Alianza Herty 2006[edit]

The MRS decided to abandon the five-year-old alliance with the FSLN and run alone in the forthcoming elections with Herty Lewites as their Presidential candidate in 2006. Lewites chose Edmundo Jarquín as his running mate for the vice presidency.

On July 2, 2006, Lewites died of a massive heart attack at the Hospital Metropolitano "Vivian Pellas" in Managua, aged 66, four months before the 2006 national elections. Lewites was polling in third place, closely behind Sandinista leader Daniel Ortega and Eduardo Montealegre.

Jarquín took Lewites' place and chose the folk musician Carlos Mejía Godoy as his vice-presidential running mate. MRS continued to poll in third place (Election Poll Results, September 13, 2006).
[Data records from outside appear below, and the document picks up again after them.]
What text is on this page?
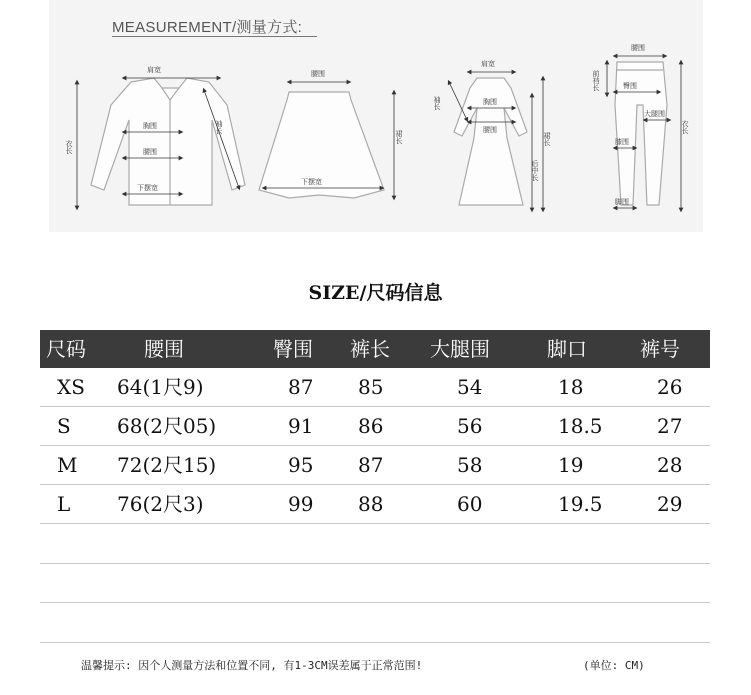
MEASUREMENT/测量方式:
肩宽
胸围
腰围
下摆宽
衣长
袖长
腰围
下摆宽
裙长
肩宽
胸围
腰围
袖长
裙长
后中长
腰围
前裆长	臀围
大腿围
膝围
脚围
衣长
SIZE/尺码信息
尺码	腰围	臀围 裤长 大腿围	脚口	裤号
XS 64(1尺9)	87 85	54	18	26
S 68(2尺05)	91 86	56	18.5	27
M 72(2尺15)	95 87	58	19	28
L 76(2尺3)	99 88	60	19.5	29
温馨提示: 因个人测量方法和位置不同, 有1-3CM误差属于正常范围!	(单位: CM)
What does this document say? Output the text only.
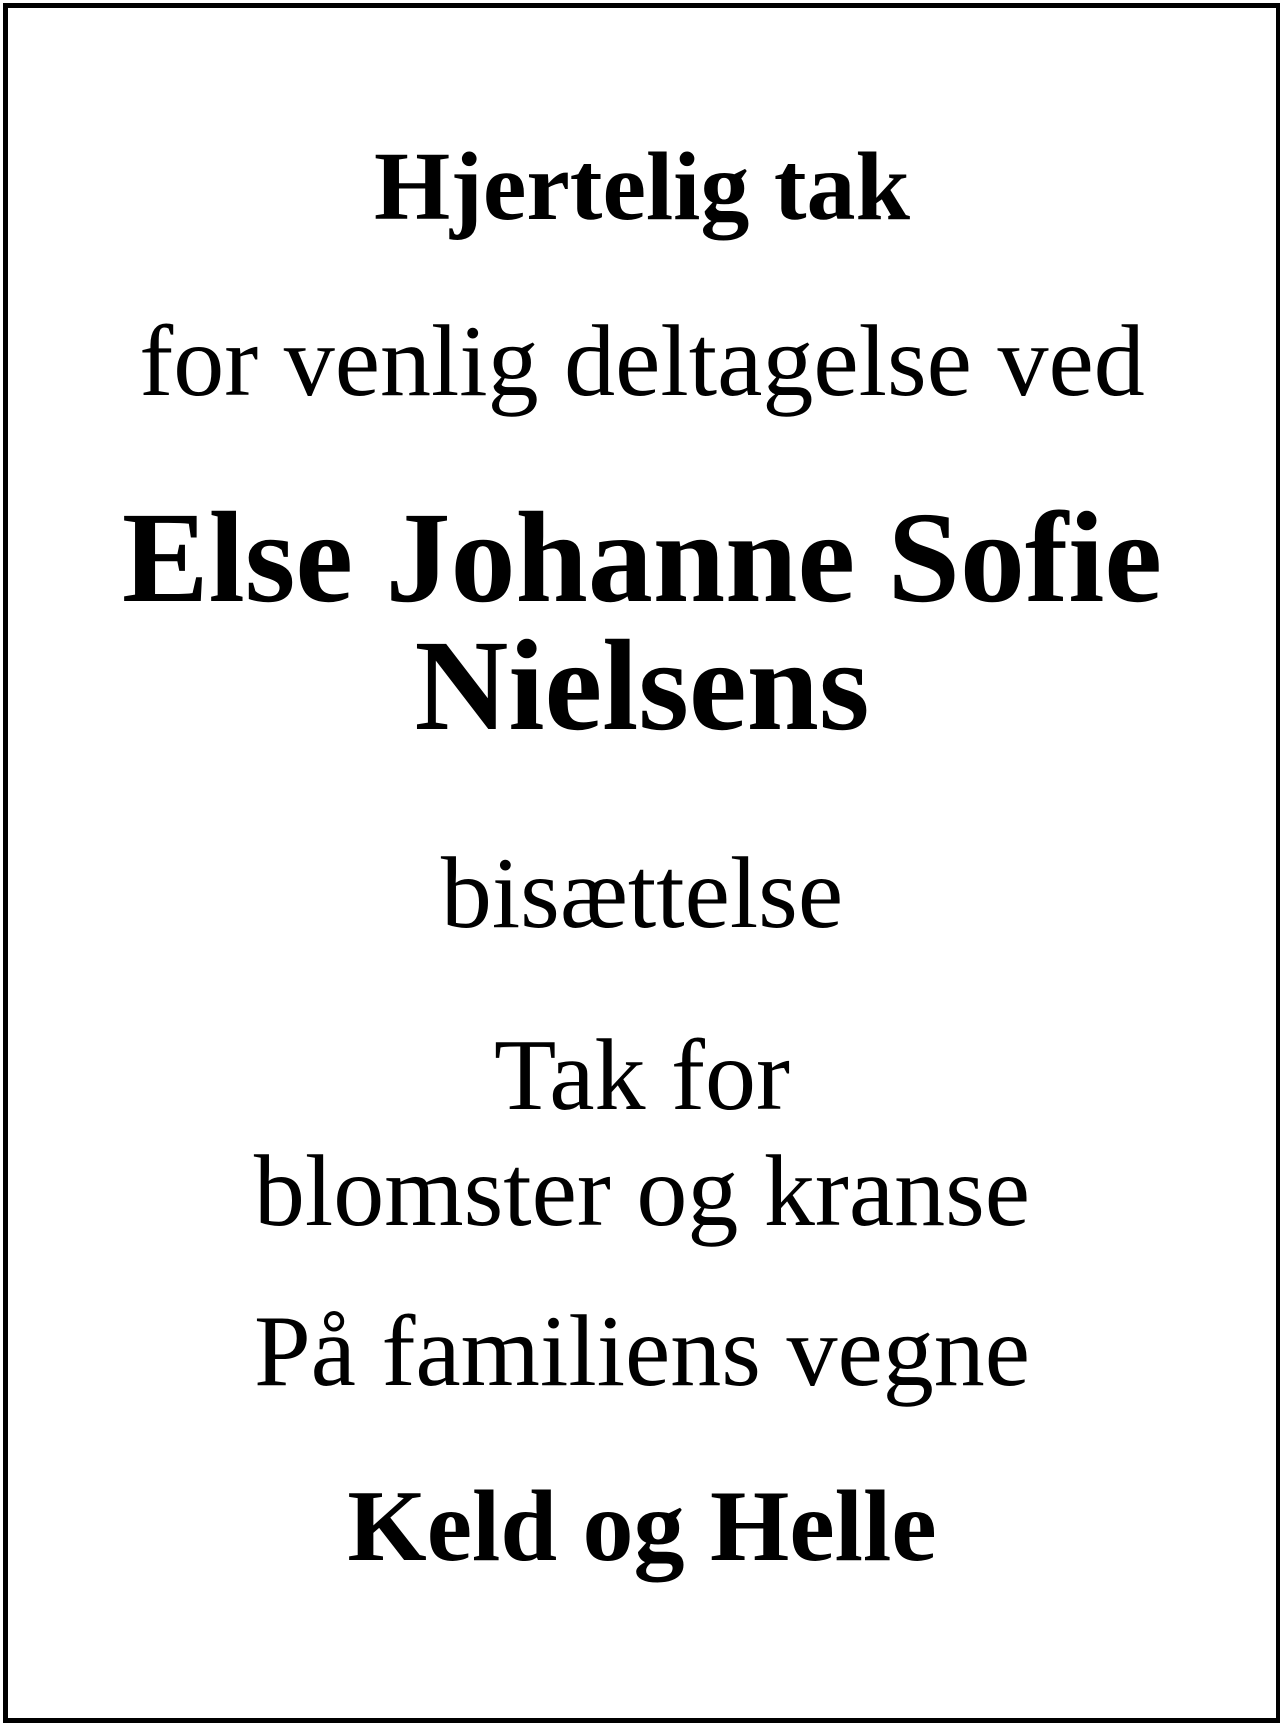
Hjertelig tak
for venlig deltagelse ved
Else Johanne Sofie
Nielsens
bisættelse
Tak for
blomster og kranse
På familiens vegne
Keld og Helle
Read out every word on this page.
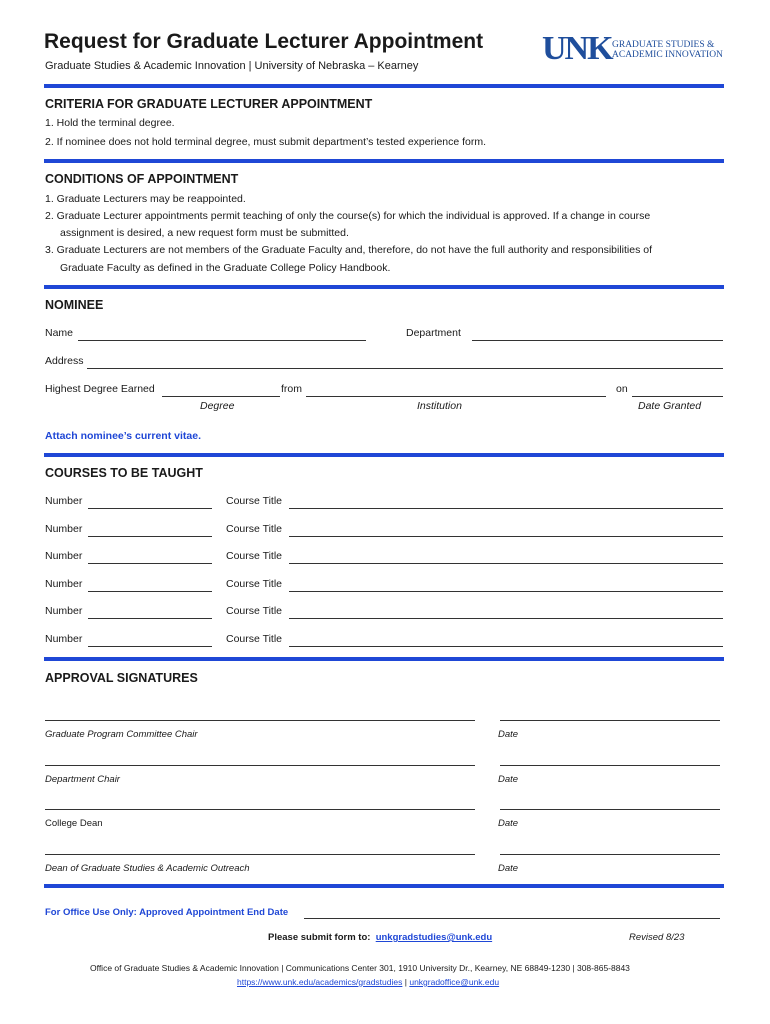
Request for Graduate Lecturer Appointment
Graduate Studies & Academic Innovation | University of Nebraska – Kearney	UNK GRADUATE STUDIES &
ACADEMIC INNOVATION
CRITERIA FOR GRADUATE LECTURER APPOINTMENT
1. Hold the terminal degree.
2. If nominee does not hold terminal degree, must submit department’s tested experience form.
CONDITIONS OF APPOINTMENT
1. Graduate Lecturers may be reappointed.
2. Graduate Lecturer appointments permit teaching of only the course(s) for which the individual is approved. If a change in course
assignment is desired, a new request form must be submitted.
3. Graduate Lecturers are not members of the Graduate Faculty and, therefore, do not have the full authority and responsibilities of
Graduate Faculty as defined in the Graduate College Policy Handbook.
NOMINEE
Name	Department
Address
Highest Degree Earned	from	on
Degree	Institution	Date Granted
Attach nominee’s current vitae.
COURSES TO BE TAUGHT
Number	Course Title
Number	Course Title
Number	Course Title
Number	Course Title
Number	Course Title
Number	Course Title
APPROVAL SIGNATURES
Graduate Program Committee Chair	Date
Department Chair	Date
College Dean	Date
Dean of Graduate Studies & Academic Outreach	Date
For Office Use Only: Approved Appointment End Date
Please submit form to: unkgradstudies@unk.edu	Revised 8/23
Office of Graduate Studies & Academic Innovation | Communications Center 301, 1910 University Dr., Kearney, NE 68849-1230 | 308-865-8843
https://www.unk.edu/academics/gradstudies | unkgradoffice@unk.edu
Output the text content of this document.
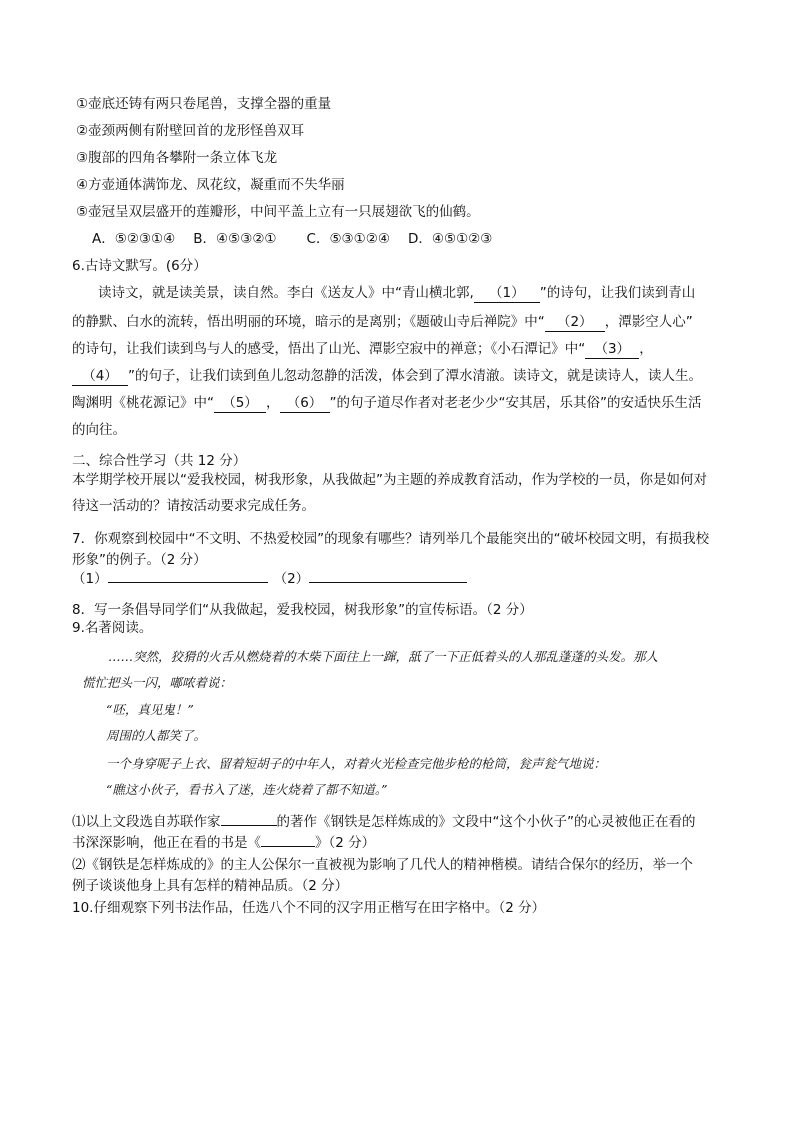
①壶底还铸有两只卷尾兽，支撑全器的重量
②壶颈两侧有附壁回首的龙形怪兽双耳
③腹部的四角各攀附一条立体飞龙
④方壶通体满饰龙、凤花纹，凝重而不失华丽
⑤壶冠呈双层盛开的莲瓣形，中间平盖上立有一只展翅欲飞的仙鹤。
A．⑤②③①④ B．④⑤③②① C．⑤③①②④ D．④⑤①②③
6.古诗文默写。(6分）
读诗文，就是读美景，读自然。李白《送友人》中“青山横北郭, （1） ”的诗句，让我们读到青山
的静默、白水的流转，悟出明丽的环境，暗示的是离别；《题破山寺后禅院》中“ （2） ，潭影空人心”
的诗句，让我们读到鸟与人的感受，悟出了山光、潭影空寂中的禅意；《小石潭记》中“ （3） ，
（4） ”的句子，让我们读到鱼儿忽动忽静的活泼，体会到了潭水清澈。读诗文，就是读诗人，读人生。
陶渊明《桃花源记》中“ （5） ， （6） ”的句子道尽作者对老老少少“安其居，乐其俗”的安适快乐生活
的向往。
二、综合性学习（共 12 分）
本学期学校开展以“爱我校园，树我形象，从我做起”为主题的养成教育活动，作为学校的一员，你是如何对
待这一活动的？请按活动要求完成任务。
7．你观察到校园中“不文明、不热爱校园”的现象有哪些？请列举几个最能突出的“破坏校园文明，有损我校
形象”的例子。（2 分）
（1）	（2）
8．写一条倡导同学们“从我做起，爱我校园，树我形象”的宣传标语。（2 分）
9.名著阅读。
……突然，狡猾的火舌从燃烧着的木柴下面往上一蹿，舐了一下正低着头的人那乱蓬蓬的头发。那人
慌忙把头一闪，嘟哝着说：
“呸，真见鬼！”
周围的人都笑了。
一个身穿呢子上衣、留着短胡子的中年人，对着火光检查完他步枪的枪筒，瓮声瓮气地说：
“瞧这小伙子，看书入了迷，连火烧着了都不知道。”
⑴以上文段选自苏联作家	的著作《钢铁是怎样炼成的》文段中“这个小伙子”的心灵被他正在看的
书深深影响，他正在看的书是《	》（2 分）
⑵《钢铁是怎样炼成的》的主人公保尔一直被视为影响了几代人的精神楷模。请结合保尔的经历，举一个
例子谈谈他身上具有怎样的精神品质。（2 分）
10.仔细观察下列书法作品，任选八个不同的汉字用正楷写在田字格中。（2 分）
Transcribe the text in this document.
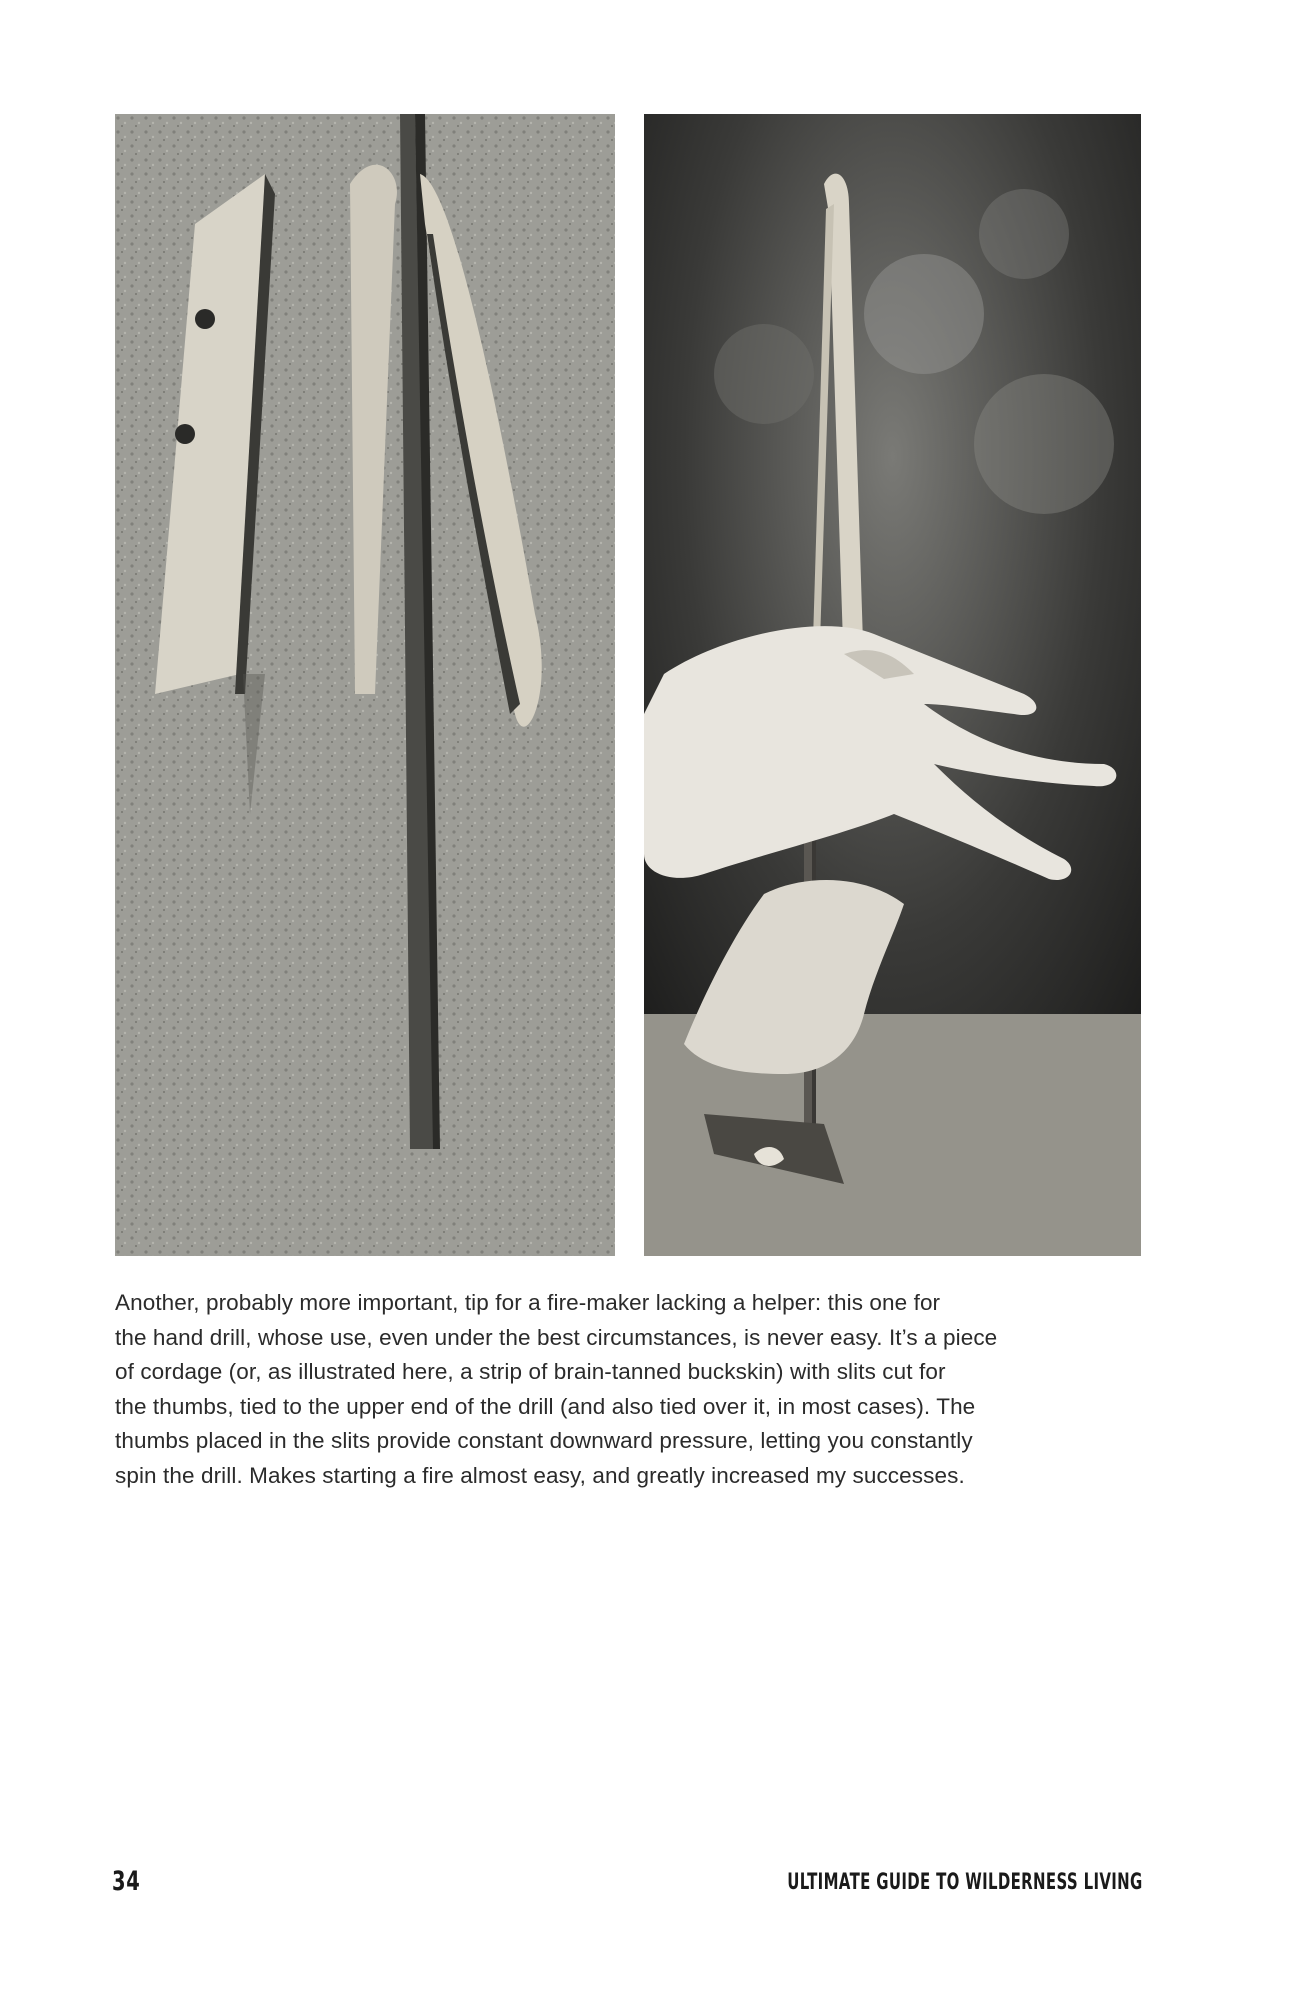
Another, probably more important, tip for a fire-maker lacking a helper: this one for
the hand drill, whose use, even under the best circumstances, is never easy. It’s a piece
of cordage (or, as illustrated here, a strip of brain-tanned buckskin) with slits cut for
the thumbs, tied to the upper end of the drill (and also tied over it, in most cases). The
thumbs placed in the slits provide constant downward pressure, letting you constantly
spin the drill. Makes starting a fire almost easy, and greatly increased my successes.

34	ULTIMATE GUIDE TO WILDERNESS LIVING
The Sandinista Renovation Movement alliance, also known as the Herty 2006 Alliance in allusion to Herty Lewites, ran in this election together with the Nicaraguan Social Christian Party (PSC), Nicaraguan Socialist Party (PSN), Nicaraguan Green Party (ecologists), Party for Citizen Action (PAC) and other minor leftwing social and political movements.

At the November 2006 elections, Jarquín came in fourth place, receiving 6% of the vote, far behind third place candidate José Rizo of the Constitutionalist Liberal Party. The party won 5 of the 92 seats in congressional elections.

2008 municipal election[edit]

The Movement participated in the 2008 election within a broad anti-Ortega coalition Alianza PLC led by the Constitutional Liberal Party. The elections were won by the FSLN alliance, amid accusations of electoral fraud.[4]

In addition, the MRS leads the Alianza MRS of the forces that supported their candidate in the 2006 presidential election. Besides the Sandinista Renovation Movement, the alliance includes the Nicaraguan Socialist Party, the Movimiento por el Rescate del Sandinismo and a few minor organizations.[5]


  1. ^ "Interview with Herty Lewites". Revista Envio. May 2006. 
  2. ^ "Dora María Téllez". Revista Envio. January 2013. 
  3. ^ Roger Burbach (March 2009). "Et Tu Daniel? The Sandinista Revolution Betrayed". Global Alternatives. 
  4. ^ "How to steal an election". The Economist. November 13, 2008.